The iron you have came in one of two frames: Catalog # 1427 was two of your irons in what I think was a frame similiar or identical to the Wagner Twin Waffle iron frame and that's what a c.1927 Wagner catalog says (2 pr. pans, like No.1421-- which is the twin waffle iron). The second version came in a huge frame that would hold either 4 of your irons or 2 of them plus a "fryer pan" which was like a square waffle pan without the grid inside and had two ball joints on which to open the irons along with two opposing coil wire handles with the balls and handles spaced as they would be on two of your double irons placed side by side. The fryer pan would only open and not flip over as would a waffle iron. The fryer pan was not used alone in its own frame nor as part of any other Wagner item as far as I know. The large frame would also hold two fryer pans if you wanted it to but was probably not available that way; only with a pair of the double corn dog irons and the one square fryer pan. The Wagner catalog gives this version Catalog #1430. No mention is given of the frame using 4 of your irons but they would fit that way if you had 4 of the double corn dog irons.
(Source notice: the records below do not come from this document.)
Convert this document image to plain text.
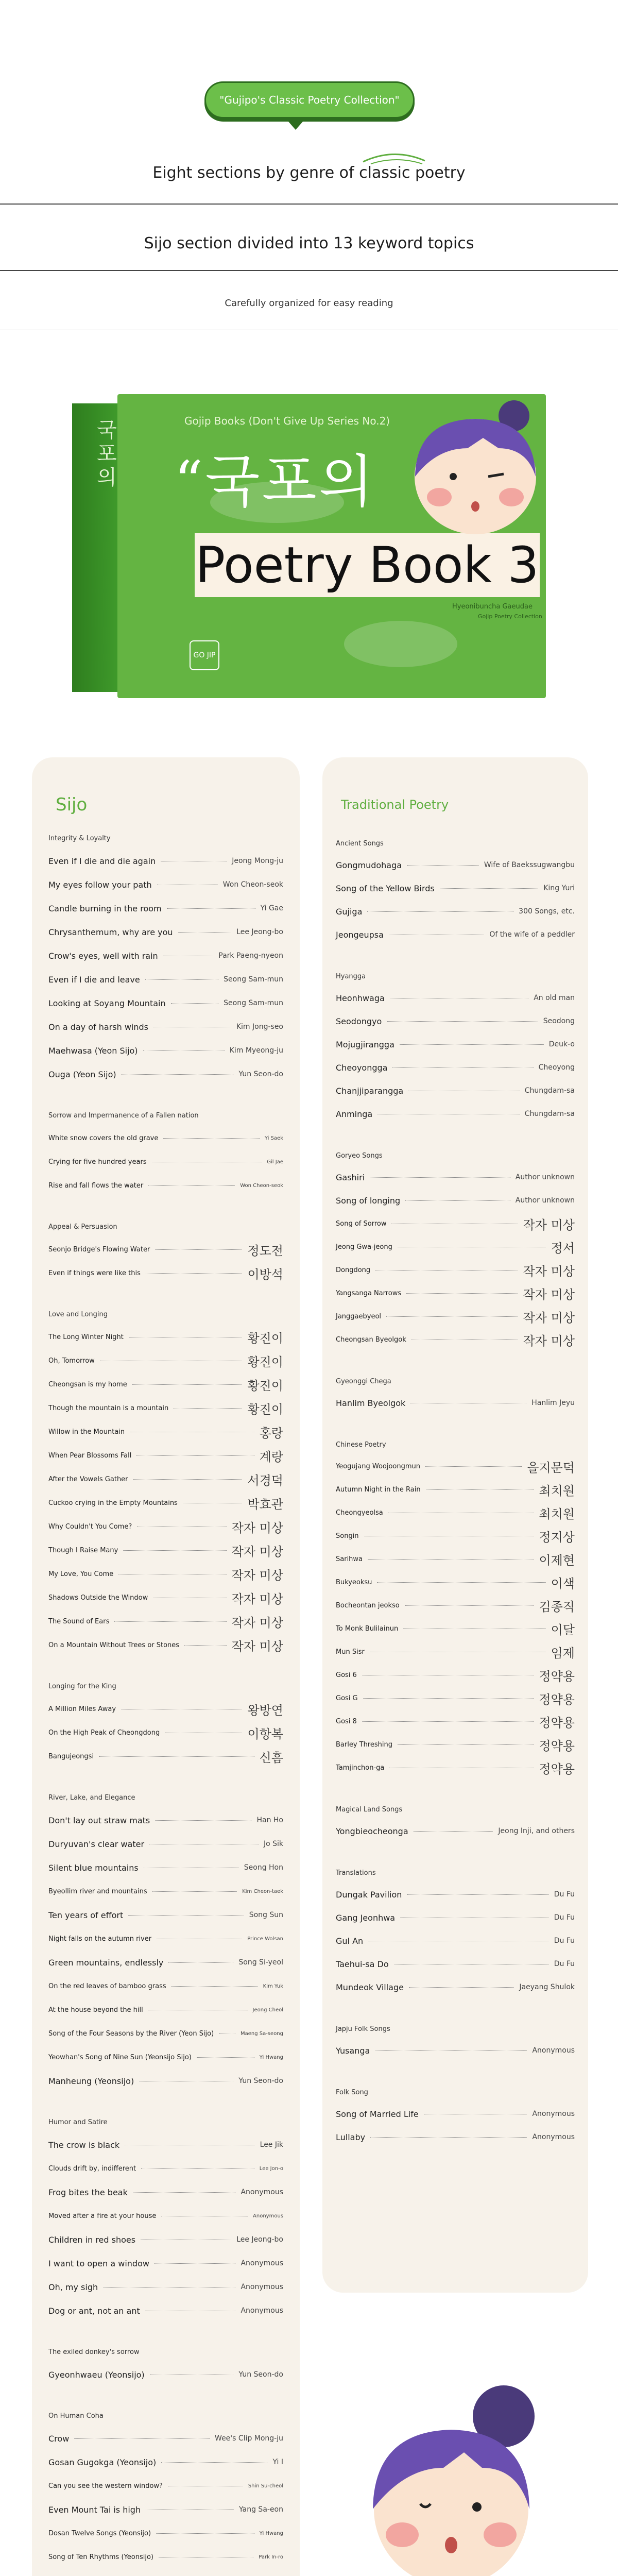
"Gujipo's Classic Poetry Collection"
Eight sections by genre of classic poetry
Sijo section divided into 13 keyword topics
Carefully organized for easy reading
국포의	Gojip Books (Don't Give Up Series No.2)
“국포의
Poetry Book 3
Hyeonibuncha Gaeudae
Gojip Poetry Collection
GO JIP
Sijo
Integrity & Loyalty
Even if I die and die again	Jeong Mong-ju
My eyes follow your path	Won Cheon-seok
Candle burning in the room	Yi Gae
Chrysanthemum, why are you	Lee Jeong-bo
Crow's eyes, well with rain	Park Paeng-nyeon
Even if I die and leave	Seong Sam-mun
Looking at Soyang Mountain	Seong Sam-mun
On a day of harsh winds	Kim Jong-seo
Maehwasa (Yeon Sijo)	Kim Myeong-ju
Ouga (Yeon Sijo)	Yun Seon-do
Sorrow and Impermanence of a Fallen nation
White snow covers the old grave	Yi Saek
Crying for five hundred years	Gil Jae
Rise and fall flows the water	Won Cheon-seok
Appeal & Persuasion
Seonjo Bridge's Flowing Water	정도전
Even if things were like this	이방석
Love and Longing
The Long Winter Night	황진이
Oh, Tomorrow	황진이
Cheongsan is my home	황진이
Though the mountain is a mountain	황진이
Willow in the Mountain	홍랑
When Pear Blossoms Fall	계랑
After the Vowels Gather	서경덕
Cuckoo crying in the Empty Mountains	박효관
Why Couldn't You Come?	작자 미상
Though I Raise Many	작자 미상
My Love, You Come	작자 미상
Shadows Outside the Window	작자 미상
The Sound of Ears	작자 미상
On a Mountain Without Trees or Stones	작자 미상
Longing for the King
A Million Miles Away	왕방연
On the High Peak of Cheongdong	이항복
Bangujeongsi	신흠
River, Lake, and Elegance
Don't lay out straw mats	Han Ho
Duryuvan's clear water	Jo Sik
Silent blue mountains	Seong Hon
Byeollim river and mountains	Kim Cheon-taek
Ten years of effort	Song Sun
Night falls on the autumn river	Prince Wolsan
Green mountains, endlessly	Song Si-yeol
On the red leaves of bamboo grass	Kim Yuk
At the house beyond the hill	Jeong Cheol
Song of the Four Seasons by the River (Yeon Sijo)	Maeng Sa-seong
Yeowhan's Song of Nine Sun (Yeonsijo Sijo)	Yi Hwang
Manheung (Yeonsijo)	Yun Seon-do
Humor and Satire
The crow is black	Lee Jik
Clouds drift by, indifferent	Lee Jon-o
Frog bites the beak	Anonymous
Moved after a fire at your house	Anonymous
Children in red shoes	Lee Jeong-bo
I want to open a window	Anonymous
Oh, my sigh	Anonymous
Dog or ant, not an ant	Anonymous
The exiled donkey's sorrow
Gyeonhwaeu (Yeonsijo)	Yun Seon-do
On Human Coha
Crow	Wee's Clip Mong-ju
Gosan Gugokga (Yeonsijo)	Yi I
Can you see the western window?	Shin Su-cheol
Even Mount Tai is high	Yang Sa-eon
Dosan Twelve Songs (Yeonsijo)	Yi Hwang
Song of Ten Rhythms (Yeonsijo)	Park In-ro
Traditional Poetry
Ancient Songs
Gongmudohaga	Wife of Baekssugwangbu
Song of the Yellow Birds	King Yuri
Gujiga	300 Songs, etc.
Jeongeupsa	Of the wife of a peddler
Hyangga
Heonhwaga	An old man
Seodongyo	Seodong
Mojugjirangga	Deuk-o
Cheoyongga	Cheoyong
Chanjjiparangga	Chungdam-sa
Anminga	Chungdam-sa
Goryeo Songs
Gashiri	Author unknown
Song of longing	Author unknown
Song of Sorrow	작자 미상
Jeong Gwa-jeong	정서
Dongdong	작자 미상
Yangsanga Narrows	작자 미상
Janggaebyeol	작자 미상
Cheongsan Byeolgok	작자 미상
Gyeonggi Chega
Hanlim Byeolgok	Hanlim Jeyu
Chinese Poetry
Yeogujang Woojoongmun	을지문덕
Autumn Night in the Rain	최치원
Cheongyeolsa	최치원
Songin	정지상
Sarihwa	이제현
Bukyeoksu	이색
Bocheontan jeokso	김종직
To Monk Bulilainun	이달
Mun Sisr	임제
Gosi 6	정약용
Gosi G	정약용
Gosi 8	정약용
Barley Threshing	정약용
Tamjinchon-ga	정약용
Magical Land Songs
Yongbieocheonga	Jeong Inji, and others
Translations
Dungak Pavilion	Du Fu
Gang Jeonhwa	Du Fu
Gul An	Du Fu
Taehui-sa Do	Du Fu
Mundeok Village	Jaeyang Shulok
Japju Folk Songs
Yusanga	Anonymous
Folk Song
Song of Married Life	Anonymous
Lullaby	Anonymous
Catalog 1431 was the 1430 iron with Gas Stove. The 1430 frame was the same as the frame used on the double twin waffle iron but may not have had the coil wire side handles on the frame but, instead, plain wire handles without the coil on them (judging from the catalog illustrations). In all my years of collecting the iron my friend and I came across in that antique store years ago is the only one I know of. It was in excellent condition, complete, and a massive and interesting piece.